Поэт заглядывает в будущее:
Только тогда, когда восторжествует освобожденный труд, расцветет по-настоящему земля, откроются людям ее неистощимые богатства.
Заключительная часть стихотворения — это гимн свободному человечеству, торжествующему без «владык» и «рабов», покоряющему степи и пустыни земли.
Шевченко имел полное право сказать о себе, что своим творчеством он возвеличил «и разум наш, и наш язык», посвятив каждое свое слово порабощенному народу. Еще в одном «Подражании» библейским мотивам поэт так говорит о себе, о своем творческом призвании:
А слова либералов и буржуазных националистов, «медоточивыми устами» обманывающих народ, «поникнут, как бурей смятая трава», перед огнем подлинно народного революционного слова.
Шевченко жил в отведенной ему небольшой квартирке из двух комнат в здании Академии художеств. Нередко бывал у маститого вице-президента академии Федора Толстого: вся его семья с искренней симпатией относилась к Шевченко.
Сейчас же по приезде поэта в Петербург, в апреле 1858 года, Федор Петрович и Настасья Ивановна Толстые устроили в его честь торжественный обед.
Среди многих знатных гостей был и старый друг Шевченко, певец и композитор Семен Гулак-Артемовский (впоследствии автор известной украинской оперы «Запорожец за Дунаем»), и талантливый поэт Николай Щербина, и педагог Старов. Произносились трогательные речи. «Почти либеральное слово» Старова Шевченко занес в свой «Дневник» под заглавием, данным самим оратором: «Признательное слово Т. Г. Шевченку».
— Несчастие Шевченко кончилось, — говорил молодой человек, — а с тем вместе уничтожилась одна из вопиющих несправедливостей… Нам отрадно видеть Шевченко, который среди ужасных, убийственных обстоятельств, в мрачных стенах «казарми смердячої» не ослабел духом, не отдался отчаянию, но сохранил любовь к своей тяжкой доле, потому что она благородна. Здесь великий пример всем современным нашим художникам и поэтам, и уже это достойно обессмертить его!..
Николай Старов давал уроки дочери Толстого Катеньке; в своих записках Екатерина Федоровна подчеркивает у Старова его «горячую скорбь о страданиях человечества», добавляя: «меры ни в чем не было у этого человека…»
Поэту Старов пришелся по душе — они стали друзьями.
Очень привязался Тарас Григорьевич к пятнадцатилетней Катеньке Толстой.
Входит, бывало, Шевченко к Толстым, да прямо к Кате:
— Серденько, берите карандаш, идем!
— Куда это? — пыталась объясниться Катенька.
— Да я тут дерево открыл, да еще какое дерево!
— Господи, где это чудо?
— Недалеко, на Среднем проспекте.
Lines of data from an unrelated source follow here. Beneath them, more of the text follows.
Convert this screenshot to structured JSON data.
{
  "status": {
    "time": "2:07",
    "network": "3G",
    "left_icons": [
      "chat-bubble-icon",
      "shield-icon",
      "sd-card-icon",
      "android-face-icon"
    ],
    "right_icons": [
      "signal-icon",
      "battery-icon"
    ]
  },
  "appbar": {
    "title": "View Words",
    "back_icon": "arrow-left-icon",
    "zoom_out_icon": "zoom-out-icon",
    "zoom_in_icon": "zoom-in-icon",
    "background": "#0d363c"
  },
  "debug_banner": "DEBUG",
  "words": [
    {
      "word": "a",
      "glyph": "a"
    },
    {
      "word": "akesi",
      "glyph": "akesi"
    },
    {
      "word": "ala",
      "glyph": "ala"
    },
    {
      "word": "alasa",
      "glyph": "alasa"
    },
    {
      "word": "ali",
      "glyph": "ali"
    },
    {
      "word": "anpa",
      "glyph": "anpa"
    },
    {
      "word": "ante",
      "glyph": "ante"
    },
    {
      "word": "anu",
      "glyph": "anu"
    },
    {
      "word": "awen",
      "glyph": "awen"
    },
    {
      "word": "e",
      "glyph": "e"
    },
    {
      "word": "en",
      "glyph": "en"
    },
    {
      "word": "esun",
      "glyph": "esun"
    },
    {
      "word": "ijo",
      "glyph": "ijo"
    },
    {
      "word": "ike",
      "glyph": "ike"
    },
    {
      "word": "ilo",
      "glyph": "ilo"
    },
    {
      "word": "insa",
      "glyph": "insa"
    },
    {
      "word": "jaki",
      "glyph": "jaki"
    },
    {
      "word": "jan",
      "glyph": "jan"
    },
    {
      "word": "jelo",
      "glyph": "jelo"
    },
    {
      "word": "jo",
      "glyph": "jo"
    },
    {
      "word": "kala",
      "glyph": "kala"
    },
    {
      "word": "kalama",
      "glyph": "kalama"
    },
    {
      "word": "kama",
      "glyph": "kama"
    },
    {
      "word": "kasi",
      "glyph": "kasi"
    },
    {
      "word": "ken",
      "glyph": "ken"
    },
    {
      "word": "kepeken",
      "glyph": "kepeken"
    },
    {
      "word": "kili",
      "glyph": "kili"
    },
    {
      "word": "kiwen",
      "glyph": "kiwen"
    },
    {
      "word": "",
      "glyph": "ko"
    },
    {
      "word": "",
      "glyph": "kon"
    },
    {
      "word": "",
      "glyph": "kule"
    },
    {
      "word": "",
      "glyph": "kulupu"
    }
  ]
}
Да ну же, идем скорей!
Оба хватали свои альбомы и спустя некоторое время уже стояли рядом и срисовывали удивительное дерево на Среднем проспекте.
Через много лет Екатерина Федоровна вспоминала:
— Придем мы домой, забьемся на желтый диван в полутемной зале, и польются его восторженные речи! Со слезами в голосе поверял он мне свою тоску по родине, рисовал широкий Днепр с его вековыми вербами, с легкой душегубкой, скользящей по его старым волнам; рисовал лучи заката, золотящие утонувший в зелени Киев; вечерний полумрак, легкой дымкой заволакивающий очертания далей; рисовал дивные, несравненные украинские ночи: серебро над сонной рекой, тишина… и вдруг трели соловья… еще и еще… и несется дивный концерт по широкому раздолью…
— Вот где бы пожить нам с вами, серденько!..
И через пятьдесят лет после смерти Шевченко Екатерина Толстая писала: «Как вспомню я поэзию, которая пронизывала его всего, я чувствую такую нежность, такое бесконечное сострадание, что не писать, а плакать мне хочется…»
При посредстве дочерей Федора Толстого Шевченко сблизился с замечательным артистом — негром Айра Олдриджем, приезжавшим в Россию зимой 1858/59 года и потрясавшим зрителей исполнением гениальных шекспировских трагедий «Отелло», «Король Лир», «Венецианский купец».
Во время гастролей негритянского трагика в Петербурге Шевченко с Олдриджем виделись почти ежедневно.
Шевченко писал его портрет. Сеансы происходили в мастерской художника.
Олдридж никак не мог усидеть спокойно: лицо у него все время менялось, принимая то хмурое, то необыкновенно комическое выражение. Иногда он начинал петь трогательные, певучие негритянские мелодии — заунывно-печальные или жизнерадостно-веселые, и, наконец, переходил к отчаянной «джиге», которую отплясывал посреди шевченковской мастерской.